Second, there are number of small but significant bugs. One of them is that the root span for the REPL appears to log twice within Jaeger, for unknown reasons. Another is that spans for script runs are never received at all, likely due to the process exiting before spans can be flushed. OpenTelemetry was largely assumed to be running in the context of long-running applications, and those assumptions are running counter to my current usage. These weren't considered enough to stop me from shipping, but should be addressed eventually.

Jscc Patterns for Non-Telemetry Use Cases

This ADR outlines a series of patterns for use of the debug module. This pattern is new - older features are given default no-op implementations in the debug module. This is because, historically, the problems solved by jscc in all files were being handled through templating in just the debug module. The work to migrate other uses of this module to follow the same patterns is outstanding, as is an ADR discussing how jscc came into the picture.

Debug Logging

Third, there are some questions around debug logging. By default, the SDK will create a DiagLogger if the OTEL_LOG_LEVEL environment variable is set to a valid value, such as info. However, the output is really basic and does not spark joy.

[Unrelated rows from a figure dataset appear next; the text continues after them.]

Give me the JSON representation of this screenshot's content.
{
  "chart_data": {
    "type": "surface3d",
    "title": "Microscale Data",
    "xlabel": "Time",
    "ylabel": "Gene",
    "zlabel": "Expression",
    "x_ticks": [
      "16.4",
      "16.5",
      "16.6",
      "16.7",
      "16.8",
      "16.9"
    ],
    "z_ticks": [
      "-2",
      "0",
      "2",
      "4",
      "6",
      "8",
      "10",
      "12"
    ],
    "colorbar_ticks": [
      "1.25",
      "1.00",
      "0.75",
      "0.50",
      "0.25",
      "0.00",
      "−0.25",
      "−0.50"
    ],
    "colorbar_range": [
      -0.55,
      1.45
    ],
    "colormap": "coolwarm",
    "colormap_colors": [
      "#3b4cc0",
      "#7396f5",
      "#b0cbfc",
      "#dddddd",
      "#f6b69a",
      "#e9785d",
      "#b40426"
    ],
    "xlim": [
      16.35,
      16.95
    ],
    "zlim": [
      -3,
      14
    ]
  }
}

Related is logging from Nestjs, our dependency injection framework. Prior to these changes, I was using functionality on the tracer to log debug information from Nestjs. Now that this is gone, I'm doing so with the default Nest logger.

Between these two, it's tempting to create some shared logging conventions between both Nest and @matanuska/telemetry. However, @matanuska/telemetry should not have a dependency on a given logging library - the implementation should be inline as to avoid instrumentation ordering bugs. Moreover, the OTEL_LOG_LEVEL behavior is relatively difficult to customize and override.

Debugging and Inspecting

Finally, I want to reiterate that the jury is still out in terms of whether or when debugging will be more useful. I deeply suspect that I'll find the debugger more useful in many of the situations I was trying to solve with my Tracer previously. But until I actually have those issues and attempt to use Node's debugging facilities, it will be a mystery. For now, I'm going to include telemetry as a feature, and see where it leads.